Ahead of the nationals and gossip mags with their "reviews of the year," here is my Yuletide celebration of the naff and the triumphant. Brace yourself for this year's Curious Girl awards!

The "enough already" award for over exposure
Pippa Middleton. Am I the only one who's fed up with hearing about the saintly bottom? And massive advances for her book about party tips. I blame the Middletons for spoiling children's parties by making parents feel guilty about not having the latest table decorations and the showiest party bags.

Most cynical use of media
I'm not sure who Kim Kardashian is: I believe she's a reality "star" in the US and her family all have names beginning with K. Predictably she married someone whose name began with K, got lots of wonga in the downmarket gossip mags and then split up with him. We haven't seen such a cynical use of the media since Jordan married Alex Reid.

Top Chap
Gareth Malone. What he does with dispirited communities and disenfranchised military wives has to be seen to be believed. He is a tonic for the nation! Let's all sing a song in his honour. I'd like Mr Malone to tackle care homes next. I heard about a women's choir in the north who go round care homes teaching the staff how to sing without embarrassment to the residents. Those with dementia often still remember songs long after they have lost all other memory.

Top Bird
Kate Middleton. I admit I wasn't won over until the wedding. I thought of her as "Waity Katie." But she has conducted herself immaculately since the wedding. Ignore the occasional carping about your eyeliner and "too long" hair. The harridans are just jealous!

Biggest disappointment of the year
Mary Portas at House of Fraser. She may have wanted to offer the over 50's better service and a better choice of fashion, but the clothes fell short of the mark. Some nasty fabrics and shapeless sacks. Mary's mistake was imaging that her peers are all willowy and tall like her. Gok Wan may be naff, but he understands how to flatter a woman's shape.
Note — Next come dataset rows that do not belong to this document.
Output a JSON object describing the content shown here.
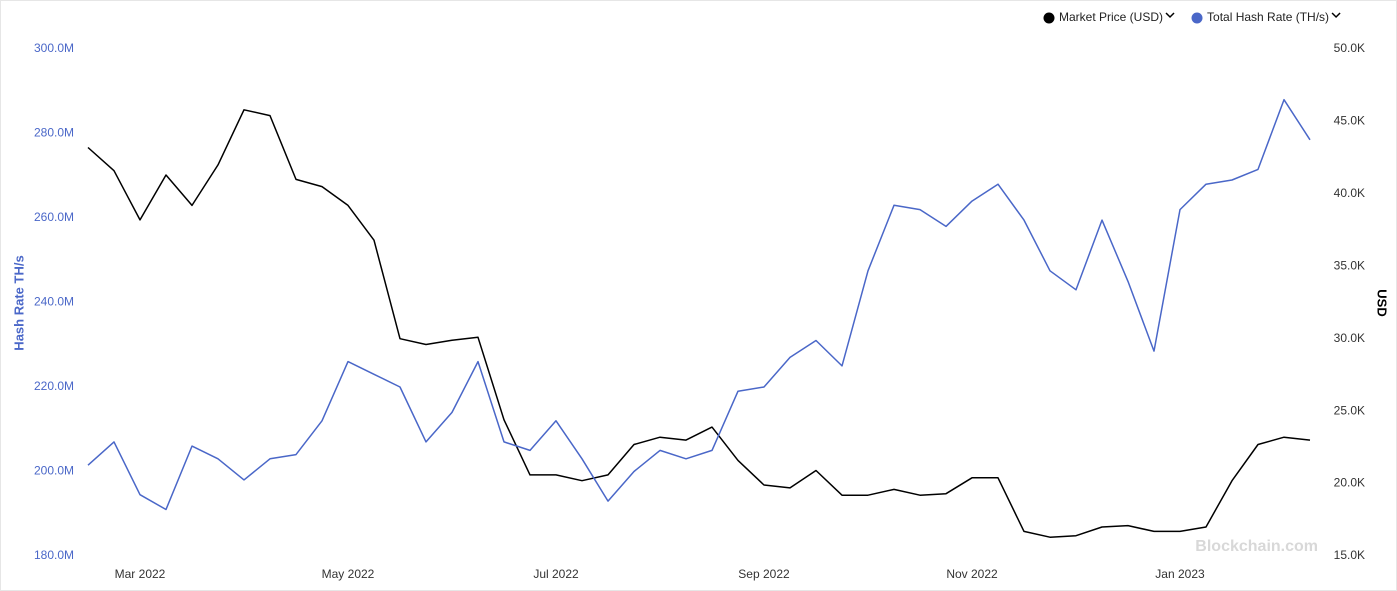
{
  "chart_data": {
    "type": "line",
    "y_label": "Hash Rate TH/s",
    "y2_label": "USD",
    "watermark": "Blockchain.com",
    "categories": [
      null,
      null,
      "Mar 2022",
      null,
      null,
      null,
      null,
      null,
      null,
      null,
      "May 2022",
      null,
      null,
      null,
      null,
      null,
      null,
      null,
      "Jul 2022",
      null,
      null,
      null,
      null,
      null,
      null,
      null,
      "Sep 2022",
      null,
      null,
      null,
      null,
      null,
      null,
      null,
      "Nov 2022",
      null,
      null,
      null,
      null,
      null,
      null,
      null,
      "Jan 2023",
      null,
      null,
      null,
      null,
      null
    ],
    "series": [
      {
        "name": "Market Price (USD)",
        "color": "#000000",
        "axis": "y2",
        "values": [
          43200,
          41600,
          38200,
          41300,
          39200,
          42000,
          45800,
          45400,
          41000,
          40500,
          39200,
          36800,
          30000,
          29600,
          29900,
          30100,
          24400,
          20600,
          20600,
          20200,
          20600,
          22700,
          23200,
          23000,
          23900,
          21600,
          19900,
          19700,
          20900,
          19200,
          19200,
          19600,
          19200,
          19300,
          20400,
          20400,
          16700,
          16300,
          16400,
          17000,
          17100,
          16700,
          16700,
          17000,
          20200,
          22700,
          23200,
          23000
        ]
      },
      {
        "name": "Total Hash Rate (TH/s)",
        "color": "#4a67c8",
        "values": [
          201500000,
          207000000,
          194500000,
          191000000,
          206000000,
          203000000,
          198000000,
          203000000,
          204000000,
          212000000,
          226000000,
          223000000,
          220000000,
          207000000,
          214000000,
          226000000,
          207000000,
          205000000,
          212000000,
          203000000,
          193000000,
          200000000,
          205000000,
          203000000,
          205000000,
          219000000,
          220000000,
          227000000,
          231000000,
          225000000,
          247500000,
          263000000,
          262000000,
          258000000,
          264000000,
          268000000,
          259500000,
          247500000,
          243000000,
          259500000,
          245000000,
          228500000,
          262000000,
          268000000,
          269000000,
          271500000,
          288000000,
          278500000
        ]
      }
    ],
    "ylim": [
      180000000,
      300000000
    ],
    "yticks": [
      {
        "value": 180000000,
        "label": "180.0M"
      },
      {
        "value": 200000000,
        "label": "200.0M"
      },
      {
        "value": 220000000,
        "label": "220.0M"
      },
      {
        "value": 240000000,
        "label": "240.0M"
      },
      {
        "value": 260000000,
        "label": "260.0M"
      },
      {
        "value": 280000000,
        "label": "280.0M"
      },
      {
        "value": 300000000,
        "label": "300.0M"
      }
    ],
    "y2lim": [
      15000,
      50000
    ],
    "y2ticks": [
      {
        "value": 15000,
        "label": "15.0K"
      },
      {
        "value": 20000,
        "label": "20.0K"
      },
      {
        "value": 25000,
        "label": "25.0K"
      },
      {
        "value": 30000,
        "label": "30.0K"
      },
      {
        "value": 35000,
        "label": "35.0K"
      },
      {
        "value": 40000,
        "label": "40.0K"
      },
      {
        "value": 45000,
        "label": "45.0K"
      },
      {
        "value": 50000,
        "label": "50.0K"
      }
    ],
    "legend": "top-right",
    "grid": false
  }
}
"It'll Never Last" award for the relationship doomed to failure
1) Elizabeth Hurley and Shane Warne
2) Jason Orange and Catherine Tate

"Time to keep Schtum" award, given to those who talk too much
1) Liz Jones, the sad, pitiable Daily Mail writer who cheerfully chronicles how she can't get on with anyone.
2) Esther Rantzen, who constantly writes about her loneliness. OK, she might be lonely, but she enjoys good health, she has family and she isn't short of a bob or two. "Count your blessings" springs to mind.

Slimeball of the Year Award
This one is always fiercely competitive. So many men to choose from! The loathsome misogynists Jeremy Clarkson or Rod Liddle. The slippery and self righteous Julian Assange.The shameful way that Ashton Kutcher humiliated Demi Moore. The low life John Terry, whose crime is that he doesn't even realise how awful his behaviour is. Quite a few senior clerics in the Catholic Church, frankly deserve this award for not dealing with child abuse which STILL happens. But this year it goes to Dominique Strauss Kahn, who thinks it's OK now to lament his fall from grace in terms which suggest we over exaggerated the vile predatory nature of the man. 
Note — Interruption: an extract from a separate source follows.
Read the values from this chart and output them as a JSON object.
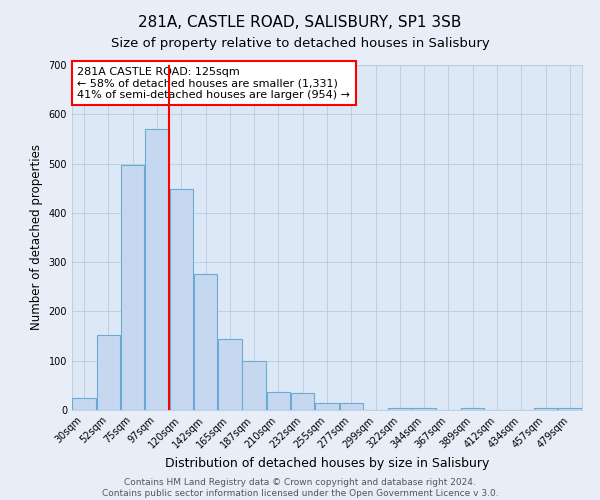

"Consign to the dustbin" award
The X Factor.  In its early stages the show cynically humiliates people  - those with learning difficulties, the obese, the tone deaf - chosen by the producers to "amuse" us, like a Victorian bear baiting tournament.  Then judges who are ill equipped to make any serious judgments on musical talent (except Louis Walsh) parade their outfits and ruin the dreams of many.

Rocket. This revolting leaf finds its way into salads the world over, ruining everything. An end to it!

The It Took Us Years To Get Bruce Forsyth Knighted, Now Let's Do It For.....
Robin Gibb. Now. The man deserves it!

Now dear reader, what about your awards? Who have I missed?